Transatlantic Cooperation on Blockchain: Getting Ahead of the Curve
To great relief around the world, in mid-March Angela Merkel was sworn in as Federal Chancellor for the fourth consecutive time. This puts an end to the almost six-month long journey of exploratory talks, coalition negotiations, and votes on the coalition treaty. Political stability is back in Europe’s biggest economy.
The coalition government of Merkel’s Christian Democrats and the Social Democrats (or what is left of them after yet another historically bad election result) will focus on preserving the status quo, showing little ambition for change in key policy areas. There is one area, however, where the new government may act proactively: blockchain. The applicability of the blockchain technology is manifold. Apart from being the underpinning of virtual currencies, it can be used to execute contracts, modernize land registries, or provide new systems for identity management.
The coalition treaty promises that the legislative period will be used for developing a blockchain strategy and for standing up for a European and international legal framework for trading virtual currencies.
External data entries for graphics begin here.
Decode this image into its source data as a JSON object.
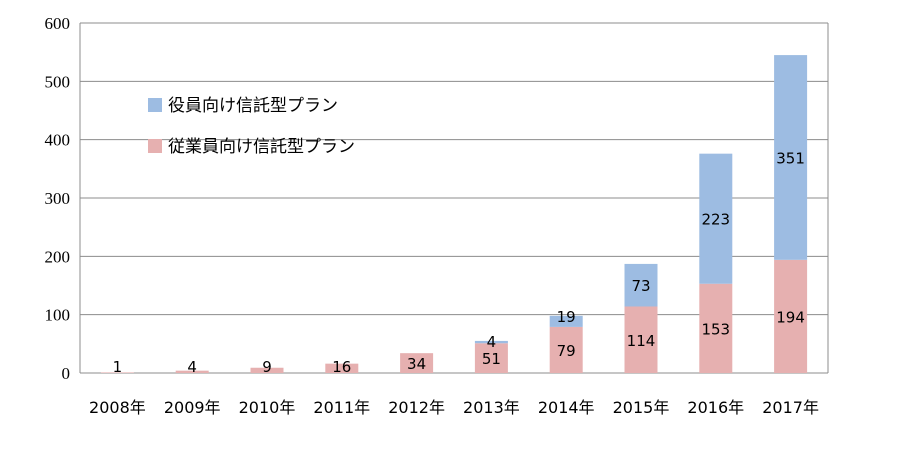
{
  "chart_data": {
    "type": "bar",
    "stacked": true,
    "categories": [
      "2008年",
      "2009年",
      "2010年",
      "2011年",
      "2012年",
      "2013年",
      "2014年",
      "2015年",
      "2016年",
      "2017年"
    ],
    "series": [
      {
        "name": "従業員向け信託型プラン",
        "color": "#e6b0b0",
        "values": [
          1,
          4,
          9,
          16,
          34,
          51,
          79,
          114,
          153,
          194
        ]
      },
      {
        "name": "役員向け信託型プラン",
        "color": "#9dbce2",
        "values": [
          0,
          0,
          0,
          0,
          0,
          4,
          19,
          73,
          223,
          351
        ]
      }
    ],
    "ylim": [
      0,
      600
    ],
    "yticks": [
      0,
      100,
      200,
      300,
      400,
      500,
      600
    ],
    "legend_position": "upper-left",
    "grid": "horizontal"
  }
}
The fact that the term blockchain appears seven times in the final text of the coalition treaty is a positive sign—it seems that the importance this technology will play in the next years is understood at least on paper. In addition, with Peter Altmaier as Minister for Economic Affairs and Helge Braun as Chancellery Minister, there are two people in Merkel’s cabinet who are known for their solid understanding of the blockchain technology and its disruptive potential.
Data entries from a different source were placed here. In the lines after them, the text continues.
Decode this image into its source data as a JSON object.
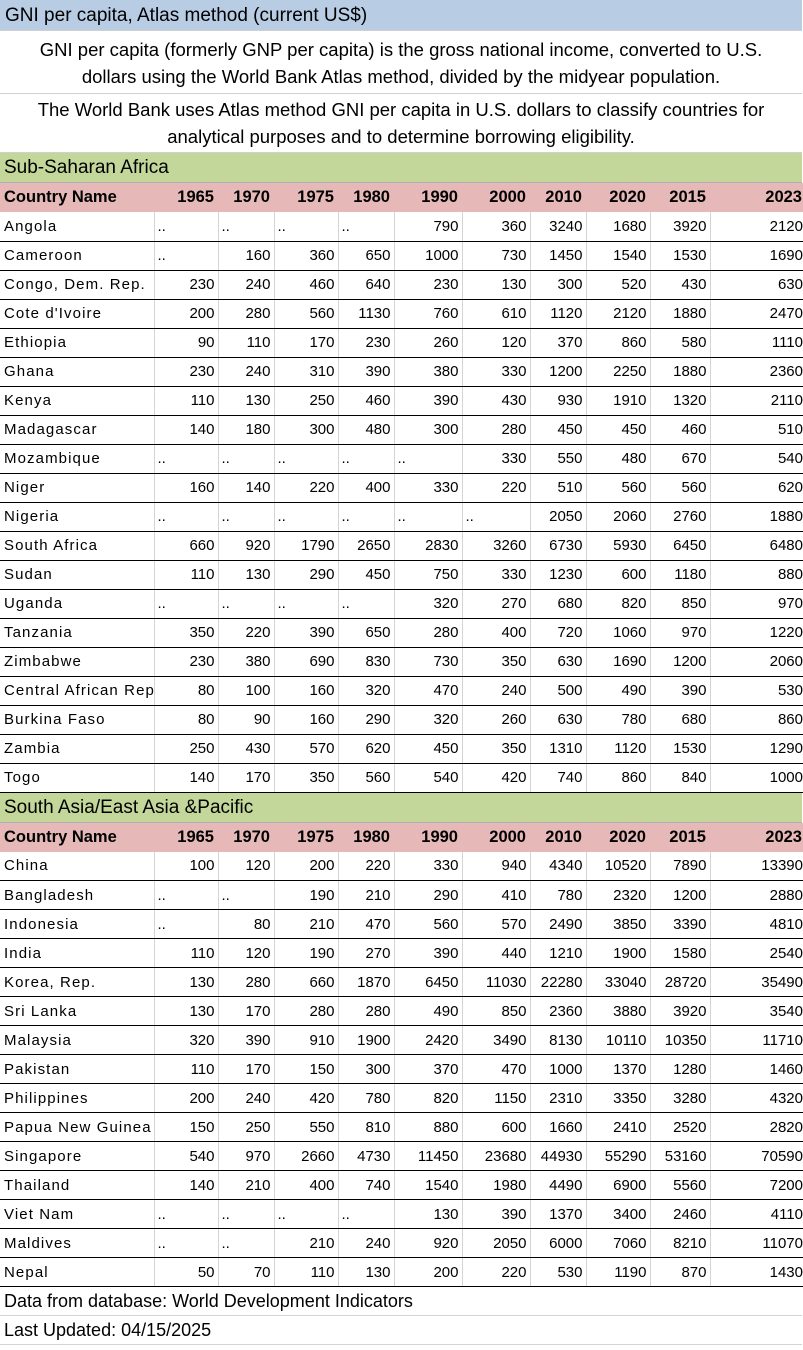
{
  "title": "GNI per capita, Atlas method (current US$)",
  "description_1": [
    "GNI per capita (formerly GNP per capita) is the gross national income, converted to U.S.",
    "dollars using the World Bank Atlas method, divided by the midyear population."
  ],
  "description_2": [
    "The World Bank uses Atlas method GNI per capita in U.S. dollars to classify countries for",
    "analytical purposes and to determine borrowing eligibility."
  ],
  "columns": [
    "Country Name",
    "1965",
    "1970",
    "1975",
    "1980",
    "1990",
    "2000",
    "2010",
    "2020",
    "2015",
    "2023"
  ],
  "sections": [
    {
      "name": "Sub-Saharan Africa",
      "rows": [
        [
          "Angola",
          "..",
          "..",
          "..",
          "..",
          "790",
          "360",
          "3240",
          "1680",
          "3920",
          "2120"
        ],
        [
          "Cameroon",
          "..",
          "160",
          "360",
          "650",
          "1000",
          "730",
          "1450",
          "1540",
          "1530",
          "1690"
        ],
        [
          "Congo, Dem. Rep.",
          "230",
          "240",
          "460",
          "640",
          "230",
          "130",
          "300",
          "520",
          "430",
          "630"
        ],
        [
          "Cote d'Ivoire",
          "200",
          "280",
          "560",
          "1130",
          "760",
          "610",
          "1120",
          "2120",
          "1880",
          "2470"
        ],
        [
          "Ethiopia",
          "90",
          "110",
          "170",
          "230",
          "260",
          "120",
          "370",
          "860",
          "580",
          "1110"
        ],
        [
          "Ghana",
          "230",
          "240",
          "310",
          "390",
          "380",
          "330",
          "1200",
          "2250",
          "1880",
          "2360"
        ],
        [
          "Kenya",
          "110",
          "130",
          "250",
          "460",
          "390",
          "430",
          "930",
          "1910",
          "1320",
          "2110"
        ],
        [
          "Madagascar",
          "140",
          "180",
          "300",
          "480",
          "300",
          "280",
          "450",
          "450",
          "460",
          "510"
        ],
        [
          "Mozambique",
          "..",
          "..",
          "..",
          "..",
          "..",
          "330",
          "550",
          "480",
          "670",
          "540"
        ],
        [
          "Niger",
          "160",
          "140",
          "220",
          "400",
          "330",
          "220",
          "510",
          "560",
          "560",
          "620"
        ],
        [
          "Nigeria",
          "..",
          "..",
          "..",
          "..",
          "..",
          "..",
          "2050",
          "2060",
          "2760",
          "1880"
        ],
        [
          "South Africa",
          "660",
          "920",
          "1790",
          "2650",
          "2830",
          "3260",
          "6730",
          "5930",
          "6450",
          "6480"
        ],
        [
          "Sudan",
          "110",
          "130",
          "290",
          "450",
          "750",
          "330",
          "1230",
          "600",
          "1180",
          "880"
        ],
        [
          "Uganda",
          "..",
          "..",
          "..",
          "..",
          "320",
          "270",
          "680",
          "820",
          "850",
          "970"
        ],
        [
          "Tanzania",
          "350",
          "220",
          "390",
          "650",
          "280",
          "400",
          "720",
          "1060",
          "970",
          "1220"
        ],
        [
          "Zimbabwe",
          "230",
          "380",
          "690",
          "830",
          "730",
          "350",
          "630",
          "1690",
          "1200",
          "2060"
        ],
        [
          "Central African Rep",
          "80",
          "100",
          "160",
          "320",
          "470",
          "240",
          "500",
          "490",
          "390",
          "530"
        ],
        [
          "Burkina Faso",
          "80",
          "90",
          "160",
          "290",
          "320",
          "260",
          "630",
          "780",
          "680",
          "860"
        ],
        [
          "Zambia",
          "250",
          "430",
          "570",
          "620",
          "450",
          "350",
          "1310",
          "1120",
          "1530",
          "1290"
        ],
        [
          "Togo",
          "140",
          "170",
          "350",
          "560",
          "540",
          "420",
          "740",
          "860",
          "840",
          "1000"
        ]
      ]
    },
    {
      "name": "South Asia/East Asia &Pacific",
      "rows": [
        [
          "China",
          "100",
          "120",
          "200",
          "220",
          "330",
          "940",
          "4340",
          "10520",
          "7890",
          "13390"
        ],
        [
          "Bangladesh",
          "..",
          "..",
          "190",
          "210",
          "290",
          "410",
          "780",
          "2320",
          "1200",
          "2880"
        ],
        [
          "Indonesia",
          "..",
          "80",
          "210",
          "470",
          "560",
          "570",
          "2490",
          "3850",
          "3390",
          "4810"
        ],
        [
          "India",
          "110",
          "120",
          "190",
          "270",
          "390",
          "440",
          "1210",
          "1900",
          "1580",
          "2540"
        ],
        [
          "Korea, Rep.",
          "130",
          "280",
          "660",
          "1870",
          "6450",
          "11030",
          "22280",
          "33040",
          "28720",
          "35490"
        ],
        [
          "Sri Lanka",
          "130",
          "170",
          "280",
          "280",
          "490",
          "850",
          "2360",
          "3880",
          "3920",
          "3540"
        ],
        [
          "Malaysia",
          "320",
          "390",
          "910",
          "1900",
          "2420",
          "3490",
          "8130",
          "10110",
          "10350",
          "11710"
        ],
        [
          "Pakistan",
          "110",
          "170",
          "150",
          "300",
          "370",
          "470",
          "1000",
          "1370",
          "1280",
          "1460"
        ],
        [
          "Philippines",
          "200",
          "240",
          "420",
          "780",
          "820",
          "1150",
          "2310",
          "3350",
          "3280",
          "4320"
        ],
        [
          "Papua New Guinea",
          "150",
          "250",
          "550",
          "810",
          "880",
          "600",
          "1660",
          "2410",
          "2520",
          "2820"
        ],
        [
          "Singapore",
          "540",
          "970",
          "2660",
          "4730",
          "11450",
          "23680",
          "44930",
          "55290",
          "53160",
          "70590"
        ],
        [
          "Thailand",
          "140",
          "210",
          "400",
          "740",
          "1540",
          "1980",
          "4490",
          "6900",
          "5560",
          "7200"
        ],
        [
          "Viet Nam",
          "..",
          "..",
          "..",
          "..",
          "130",
          "390",
          "1370",
          "3400",
          "2460",
          "4110"
        ],
        [
          "Maldives",
          "..",
          "..",
          "210",
          "240",
          "920",
          "2050",
          "6000",
          "7060",
          "8210",
          "11070"
        ],
        [
          "Nepal",
          "50",
          "70",
          "110",
          "130",
          "200",
          "220",
          "530",
          "1190",
          "870",
          "1430"
        ]
      ]
    }
  ],
  "footer": {
    "source": "Data from database: World Development Indicators",
    "updated": "Last Updated: 04/15/2025"
  }
}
In light of the momentum in Germany to politically engage with blockchain, it should also be on the agenda for the transatlantic partnership. Traditional fields of cooperation, most notably trade, security, and foreign policy, have turned very controversial since Donald Trump became president. At best, it will be possible to maintain the existing ties, but there is little to no political opportunity for pushing forward a revised form of TTIP, further developing NATO, or finding a joint transatlantic approach for resolving conflicts around the world.
Blockchain, in contrast, would be a new, less politicized area of cooperation where no “bad feelings” regarding the right arrangement of cooperation have accumulated over the past. Further, with the technology still in its infancy, cooperation can grow naturally with blockchain’s spread into more and more spheres of our lives. Starting now to build channels of dialogue across the Atlantic allows us to get ahead of the big curve of all sorts of regulatory and political questions blockchain applications will entail.
Apart from these slightly opportunistic reasons, it is the digital and thus border-transcending nature of blockchain technology that requires a joint transatlantic approach. Only together can the U.S. and EU create rules for a global level playing field. If regulation is not coordinated across the Atlantic, other players may strategically use this dividedness to push forward their own set of rules.
Lastly, the direction blockchain technology will take is not given, but it depends on defining values and convictions guiding its development: What is a good balance between the anonymity the technology can provide and law enforcement? How do we organize our society if there is a shift from central institutions to decentralized platforms? Do we need a human element built into smart contracts and if so, what would that look like? These questions are tough and there is no straightforward answer. However, the quest for adequate answers will be most successful if coordinated between both sides of the Atlantic. A transatlantic response will be rooted in the liberal values we share—and if formulated together, it is arguably the most convincing model to set global standards.